Bug #3514
CN solr search returns the 'text' field
100%
Description
The 'text' field in CN solr is used to facilitate searching, but is an unstructured amalgam of science metadata, is usually very long, and probably not very useful.
for example:
https://cn-dev.test.dataone.org/cn/v1/query/solr/?q=text:*&rows=1
With opening up Solr search as a public method, it would be better to make the 'text' field non-returnable by default. (Many clients will fail to specify return fields, and so get a lot of content.)
History
#1 Updated by Dave Vieglais about 12 years ago
the config for specifying the default field list is in d1-index-solrconfig.xml:
…
*,score
The * returns all fields and should be replaced with the list of fields that should be returned.
I think this might be preferable over making the field noon-returnable as there may be a use case for taking advantage of the full text returned for fine tuning the indexing process.
#2 Updated by Skye Roseboom almost 12 years ago
Currently it is necessary to return the text field - due to our strategy for modeling relationships in the index.
When the ORE document is indexed, each references document index record must be updated with the ORE information (resourceMap, documents, documentedBy) fields. If the full text field is not returned as part of the index record - then the original science metadata documents must be re-indexed off disk - rather than just writing the records back (with updated ORE data) - since the full text field cannot be regenerated from the index data - must be created using the original document text.

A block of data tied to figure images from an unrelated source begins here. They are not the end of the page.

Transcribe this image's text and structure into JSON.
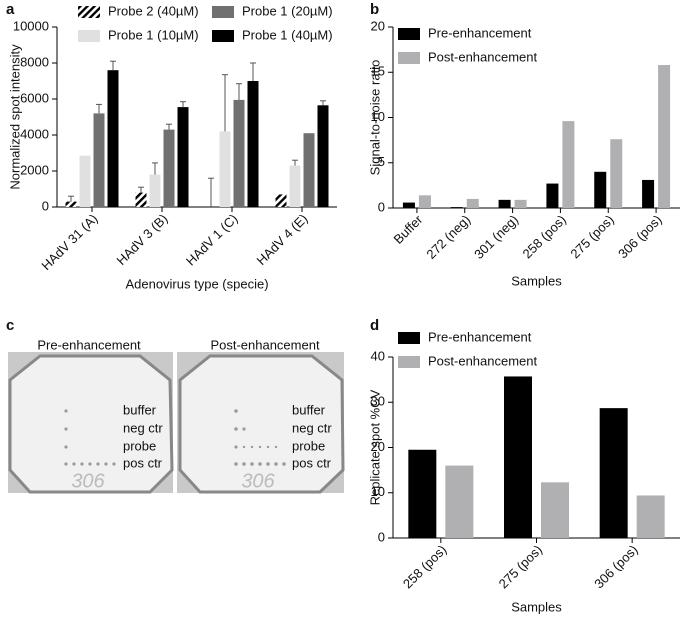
{
  "panel_labels": [
    "a",
    "b",
    "c",
    "d"
  ],
  "chart_data": [
    {
      "type": "bar",
      "x_label": "Adenovirus type (specie)",
      "y_label": "Normalized spot intensity",
      "categories": [
        "HAdV 31 (A)",
        "HAdV 3 (B)",
        "HAdV 1 (C)",
        "HAdV 4 (E)"
      ],
      "series": [
        {
          "name": "Probe 2 (40µM)",
          "color": "#000000",
          "hatch": true,
          "values": [
            300,
            800,
            0,
            700
          ],
          "errors": [
            300,
            300,
            1600,
            0
          ]
        },
        {
          "name": "Probe 1 (10µM)",
          "color": "#e0e0e0",
          "values": [
            2850,
            1800,
            4200,
            2300
          ],
          "errors": [
            0,
            650,
            3150,
            300
          ]
        },
        {
          "name": "Probe 1 (20µM)",
          "color": "#707070",
          "values": [
            5200,
            4300,
            5950,
            4100
          ],
          "errors": [
            500,
            300,
            900,
            0
          ]
        },
        {
          "name": "Probe 1 (40µM)",
          "color": "#000000",
          "values": [
            7600,
            5550,
            7000,
            5650
          ],
          "errors": [
            500,
            300,
            1000,
            250
          ]
        }
      ],
      "ylim": [
        0,
        10000
      ],
      "yticks": [
        0,
        2000,
        4000,
        6000,
        8000,
        10000
      ]
    },
    {
      "type": "bar",
      "x_label": "Samples",
      "y_label": "Signal-to-noise ratio",
      "categories": [
        "Buffer",
        "272 (neg)",
        "301 (neg)",
        "258 (pos)",
        "275 (pos)",
        "306 (pos)"
      ],
      "series": [
        {
          "name": "Pre-enhancement",
          "color": "#000000",
          "values": [
            0.6,
            0.1,
            0.9,
            2.7,
            4.0,
            3.1
          ]
        },
        {
          "name": "Post-enhancement",
          "color": "#b0b0b3",
          "values": [
            1.4,
            1.0,
            0.9,
            9.6,
            7.6,
            15.8
          ]
        }
      ],
      "ylim": [
        0,
        20
      ],
      "yticks": [
        0,
        5,
        10,
        15,
        20
      ]
    },
    {
      "type": "bar",
      "x_label": "Samples",
      "y_label": "Replicate spot %CV",
      "categories": [
        "258 (pos)",
        "275 (pos)",
        "306 (pos)"
      ],
      "series": [
        {
          "name": "Pre-enhancement",
          "color": "#000000",
          "values": [
            19.5,
            35.7,
            28.7
          ]
        },
        {
          "name": "Post-enhancement",
          "color": "#b0b0b3",
          "values": [
            16.0,
            12.3,
            9.4
          ]
        }
      ],
      "ylim": [
        0,
        40
      ],
      "yticks": [
        0,
        10,
        20,
        30,
        40
      ]
    }
  ],
  "photo_panel": {
    "titles": [
      "Pre-enhancement",
      "Post-enhancement"
    ],
    "spot_labels": [
      "buffer",
      "neg ctr",
      "probe",
      "pos ctr"
    ],
    "plate_text": "306"
  }
}
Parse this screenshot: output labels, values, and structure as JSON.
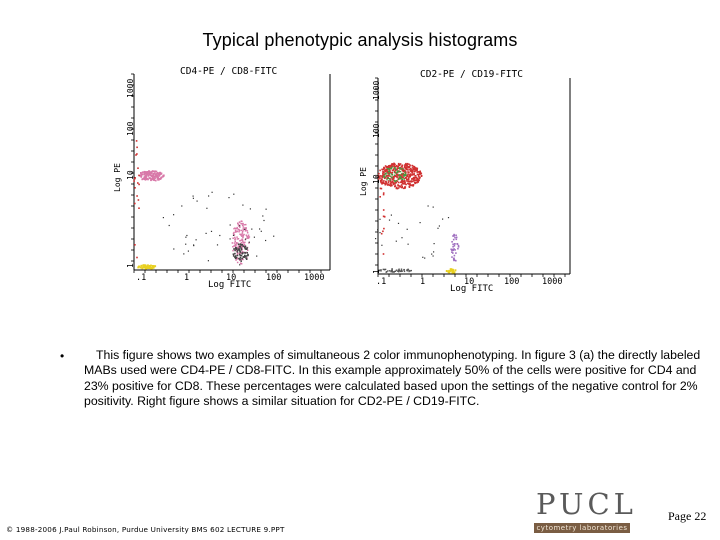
{
  "slide": {
    "title": "Typical phenotypic analysis histograms",
    "caption": "This figure shows two examples of simultaneous 2 color immunophenotyping. In figure 3 (a) the directly labeled MABs used were CD4-PE / CD8-FITC. In this example approximately 50% of the cells were positive for CD4 and 23% positive for CD8. These percentages were calculated based upon the settings of the negative control for 2% positivity. Right figure shows a similar situation for CD2-PE / CD19-FITC.",
    "bullet": "•",
    "footer": "© 1988-2006 J.Paul Robinson, Purdue University BMS 602 LECTURE 9.PPT",
    "page_number": "Page 22"
  },
  "logo": {
    "word": "PUCL",
    "band": "cytometry laboratories"
  },
  "plots": [
    {
      "title": "CD4-PE / CD8-FITC",
      "ylabel": "Log PE",
      "xlabel": "Log FITC",
      "yticks": [
        "1",
        "10",
        "100",
        "1000"
      ],
      "xticks": [
        ".1",
        "1",
        "10",
        "100",
        "1000"
      ]
    },
    {
      "title": "CD2-PE / CD19-FITC",
      "ylabel": "Log PE",
      "xlabel": "Log FITC",
      "yticks": [
        "1",
        "10",
        "100",
        "1000"
      ],
      "xticks": [
        ".1",
        "1",
        "10",
        "100",
        "1000"
      ]
    }
  ],
  "colors": {
    "population_main": "#d03030",
    "population_pink": "#d878a8",
    "population_green": "#40a040",
    "population_yellow": "#e8d020",
    "population_purple": "#a070c0",
    "axis": "#000000"
  }
}
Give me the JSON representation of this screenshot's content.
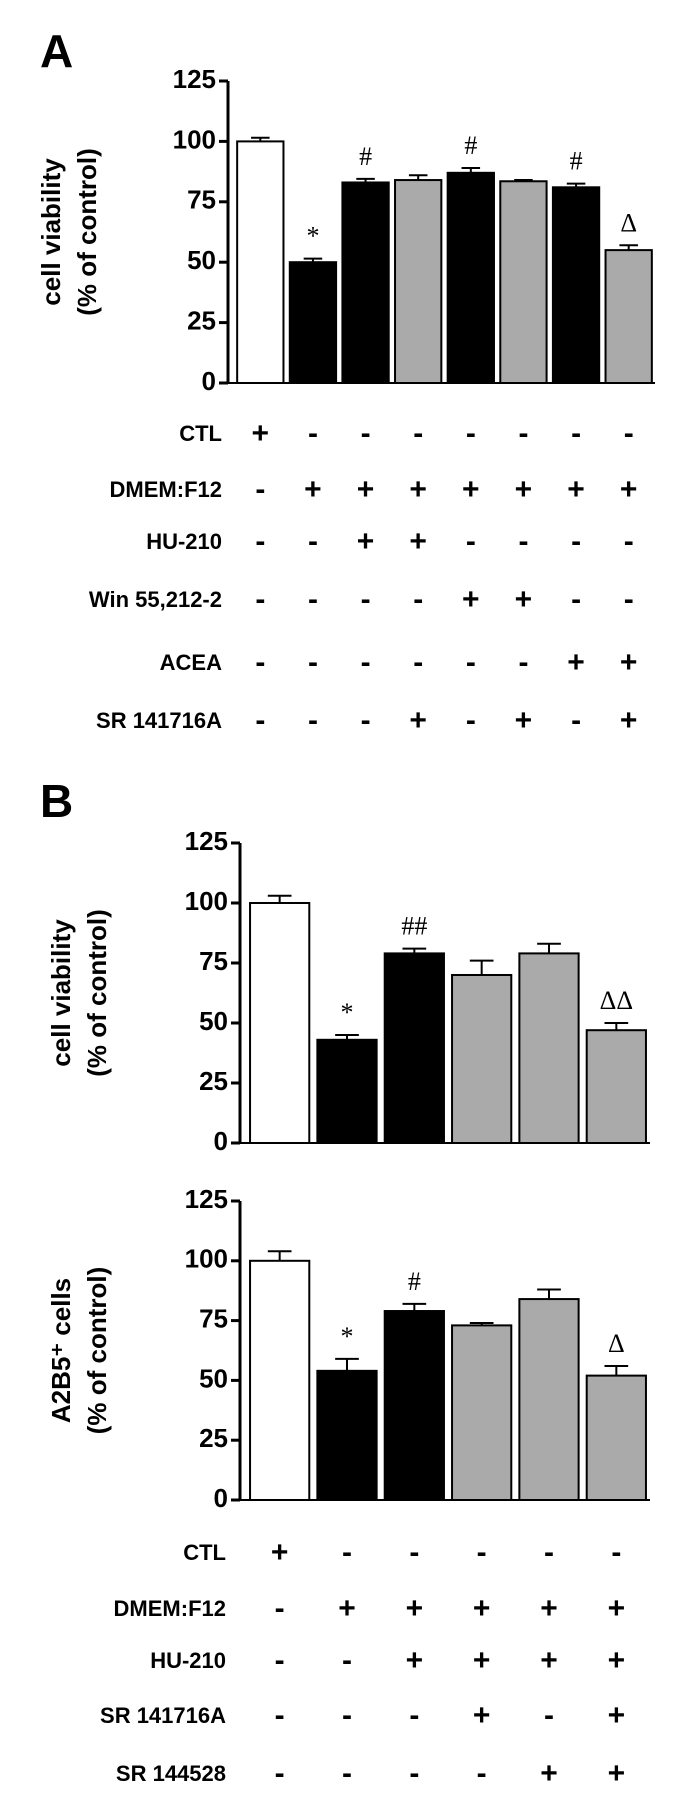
{
  "panels": [
    "A",
    "B"
  ],
  "chart_data": [
    {
      "type": "bar",
      "ylabel": [
        "cell viability",
        "(% of control)"
      ],
      "categories": [
        null,
        null,
        null,
        null,
        null,
        null,
        null,
        null
      ],
      "values": [
        100,
        50,
        83,
        84,
        87,
        83.5,
        81,
        55
      ],
      "errors": [
        1.5,
        1.5,
        1.5,
        2,
        2,
        0.5,
        1.5,
        2
      ],
      "colors": [
        "#ffffff",
        "#000000",
        "#000000",
        "#aaaaaa",
        "#000000",
        "#aaaaaa",
        "#000000",
        "#aaaaaa"
      ],
      "markers": [
        null,
        "*",
        "#",
        null,
        "#",
        null,
        "#",
        "Δ"
      ],
      "ylim": [
        0,
        125
      ],
      "yticks": [
        0,
        25,
        50,
        75,
        100,
        125
      ]
    },
    {
      "type": "bar",
      "ylabel": [
        "cell viability",
        "(% of control)"
      ],
      "categories": [
        null,
        null,
        null,
        null,
        null,
        null
      ],
      "values": [
        100,
        43,
        79,
        70,
        79,
        47
      ],
      "errors": [
        3,
        2,
        2,
        6,
        4,
        3
      ],
      "colors": [
        "#ffffff",
        "#000000",
        "#000000",
        "#aaaaaa",
        "#aaaaaa",
        "#aaaaaa"
      ],
      "markers": [
        null,
        "*",
        "##",
        null,
        null,
        "ΔΔ"
      ],
      "ylim": [
        0,
        125
      ],
      "yticks": [
        0,
        25,
        50,
        75,
        100,
        125
      ]
    },
    {
      "type": "bar",
      "ylabel": [
        "A2B5⁺ cells",
        "(% of control)"
      ],
      "categories": [
        null,
        null,
        null,
        null,
        null,
        null
      ],
      "values": [
        100,
        54,
        79,
        73,
        84,
        52
      ],
      "errors": [
        4,
        5,
        3,
        1,
        4,
        4
      ],
      "colors": [
        "#ffffff",
        "#000000",
        "#000000",
        "#aaaaaa",
        "#aaaaaa",
        "#aaaaaa"
      ],
      "markers": [
        null,
        "*",
        "#",
        null,
        null,
        "Δ"
      ],
      "ylim": [
        0,
        125
      ],
      "yticks": [
        0,
        25,
        50,
        75,
        100,
        125
      ]
    }
  ],
  "tables": [
    {
      "rows": [
        {
          "label": "CTL",
          "cells": [
            "+",
            "-",
            "-",
            "-",
            "-",
            "-",
            "-",
            "-"
          ]
        },
        {
          "label": "DMEM:F12",
          "cells": [
            "-",
            "+",
            "+",
            "+",
            "+",
            "+",
            "+",
            "+"
          ]
        },
        {
          "label": "HU-210",
          "cells": [
            "-",
            "-",
            "+",
            "+",
            "-",
            "-",
            "-",
            "-"
          ]
        },
        {
          "label": "Win 55,212-2",
          "cells": [
            "-",
            "-",
            "-",
            "-",
            "+",
            "+",
            "-",
            "-"
          ]
        },
        {
          "label": "ACEA",
          "cells": [
            "-",
            "-",
            "-",
            "-",
            "-",
            "-",
            "+",
            "+"
          ]
        },
        {
          "label": "SR 141716A",
          "cells": [
            "-",
            "-",
            "-",
            "+",
            "-",
            "+",
            "-",
            "+"
          ]
        }
      ]
    },
    {
      "rows": [
        {
          "label": "CTL",
          "cells": [
            "+",
            "-",
            "-",
            "-",
            "-",
            "-"
          ]
        },
        {
          "label": "DMEM:F12",
          "cells": [
            "-",
            "+",
            "+",
            "+",
            "+",
            "+"
          ]
        },
        {
          "label": "HU-210",
          "cells": [
            "-",
            "-",
            "+",
            "+",
            "+",
            "+"
          ]
        },
        {
          "label": "SR 141716A",
          "cells": [
            "-",
            "-",
            "-",
            "+",
            "-",
            "+"
          ]
        },
        {
          "label": "SR 144528",
          "cells": [
            "-",
            "-",
            "-",
            "-",
            "+",
            "+"
          ]
        }
      ]
    }
  ]
}
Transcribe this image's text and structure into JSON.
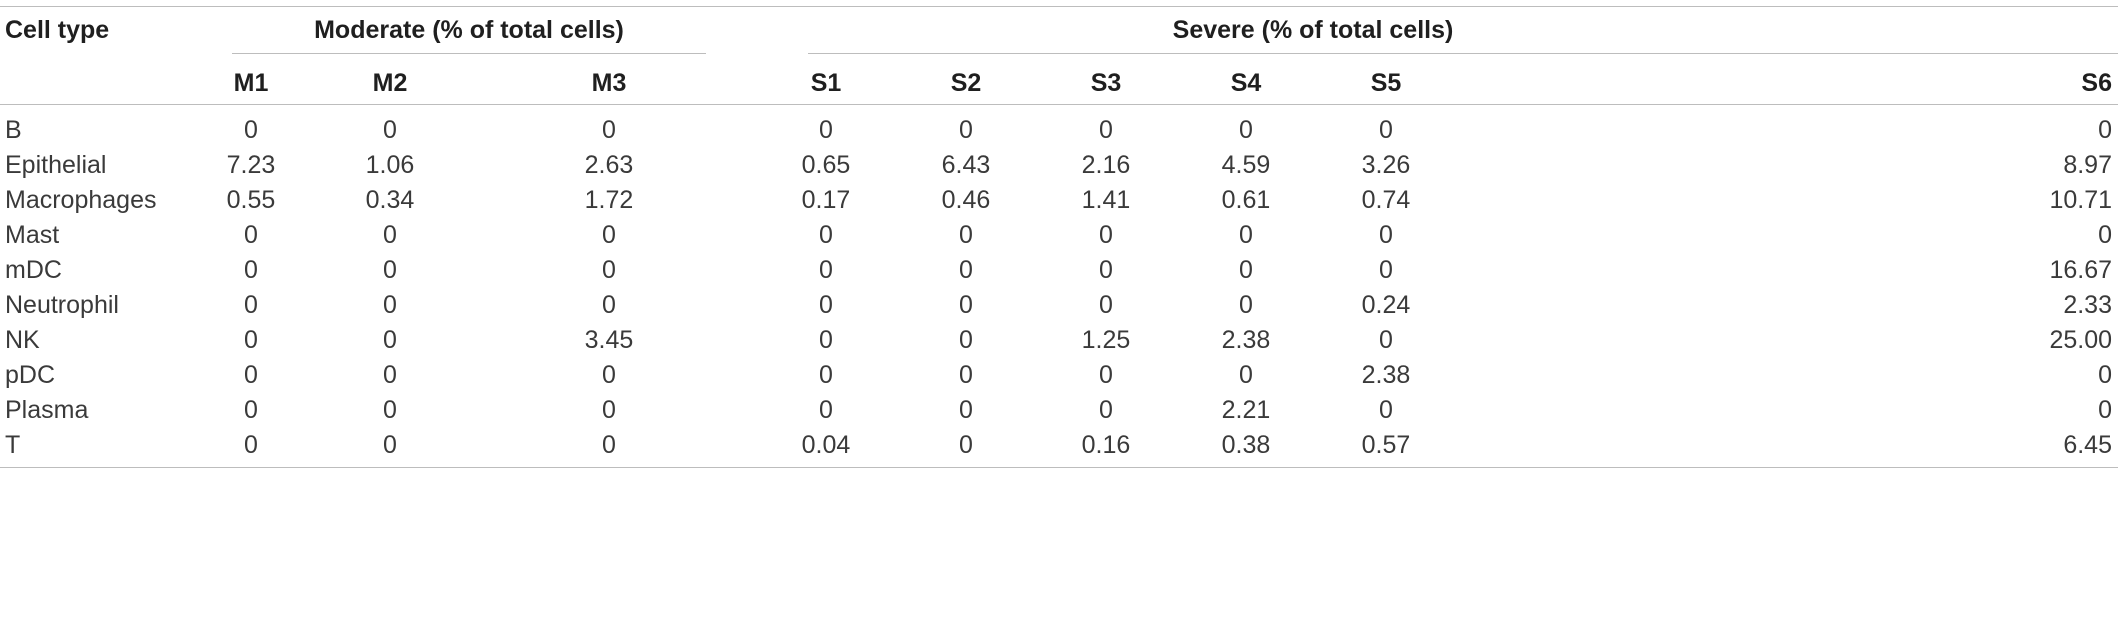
{
  "table": {
    "first_header": "Cell type",
    "groups": [
      {
        "label": "Moderate (% of total cells)"
      },
      {
        "label": "Severe (% of total cells)"
      }
    ],
    "columns": [
      "M1",
      "M2",
      "M3",
      "S1",
      "S2",
      "S3",
      "S4",
      "S5",
      "S6"
    ],
    "rows": [
      {
        "label": "B",
        "values": [
          "0",
          "0",
          "0",
          "0",
          "0",
          "0",
          "0",
          "0",
          "0"
        ]
      },
      {
        "label": "Epithelial",
        "values": [
          "7.23",
          "1.06",
          "2.63",
          "0.65",
          "6.43",
          "2.16",
          "4.59",
          "3.26",
          "8.97"
        ]
      },
      {
        "label": "Macrophages",
        "values": [
          "0.55",
          "0.34",
          "1.72",
          "0.17",
          "0.46",
          "1.41",
          "0.61",
          "0.74",
          "10.71"
        ]
      },
      {
        "label": "Mast",
        "values": [
          "0",
          "0",
          "0",
          "0",
          "0",
          "0",
          "0",
          "0",
          "0"
        ]
      },
      {
        "label": "mDC",
        "values": [
          "0",
          "0",
          "0",
          "0",
          "0",
          "0",
          "0",
          "0",
          "16.67"
        ]
      },
      {
        "label": "Neutrophil",
        "values": [
          "0",
          "0",
          "0",
          "0",
          "0",
          "0",
          "0",
          "0.24",
          "2.33"
        ]
      },
      {
        "label": "NK",
        "values": [
          "0",
          "0",
          "3.45",
          "0",
          "0",
          "1.25",
          "2.38",
          "0",
          "25.00"
        ]
      },
      {
        "label": "pDC",
        "values": [
          "0",
          "0",
          "0",
          "0",
          "0",
          "0",
          "0",
          "2.38",
          "0"
        ]
      },
      {
        "label": "Plasma",
        "values": [
          "0",
          "0",
          "0",
          "0",
          "0",
          "0",
          "2.21",
          "0",
          "0"
        ]
      },
      {
        "label": "T",
        "values": [
          "0",
          "0",
          "0",
          "0.04",
          "0",
          "0.16",
          "0.38",
          "0.57",
          "6.45"
        ]
      }
    ]
  }
}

Given the above - Dave's solution looks preferable and should still allow indexing strategy to continue to work with updated query strings.
#3 Updated by Skye Roseboom almost 12 years ago
- Due date changed from 2013-01-23 to 2013-03-02
- Target version changed from 2013.2-Block.1.1 to 2013.8-Block.1.4
#4 Updated by Skye Roseboom almost 12 years ago
- Due date changed from 2013-03-02 to 2013-03-16
- Target version changed from 2013.8-Block.1.4 to 2013.10-Block.2.1
#5 Updated by Skye Roseboom almost 12 years ago
- Milestone changed from None to CCI-1.2
#6 Updated by Skye Roseboom almost 12 years ago
- Target version changed from 2013.10-Block.2.1 to 2013.14-Block.2.3
- Due date changed from 2013-03-16 to 2013-04-13
#7 Updated by Skye Roseboom almost 12 years ago
- Status changed from New to In Progress
#8 Updated by Skye Roseboom almost 12 years ago
- Status changed from In Progress to Testing
Updated deployment and test resources for the CN search index so that the search handler now contains a default 'fl' (field list) parameter. It lists all fields that are returnable except the (full) 'text' field.
Installed in the cn-dev environment.
#9 Updated by Skye Roseboom over 11 years ago
- Status changed from Testing to Closed
Deployed to all three prod CN. text field only returned if listed in the fl parameter.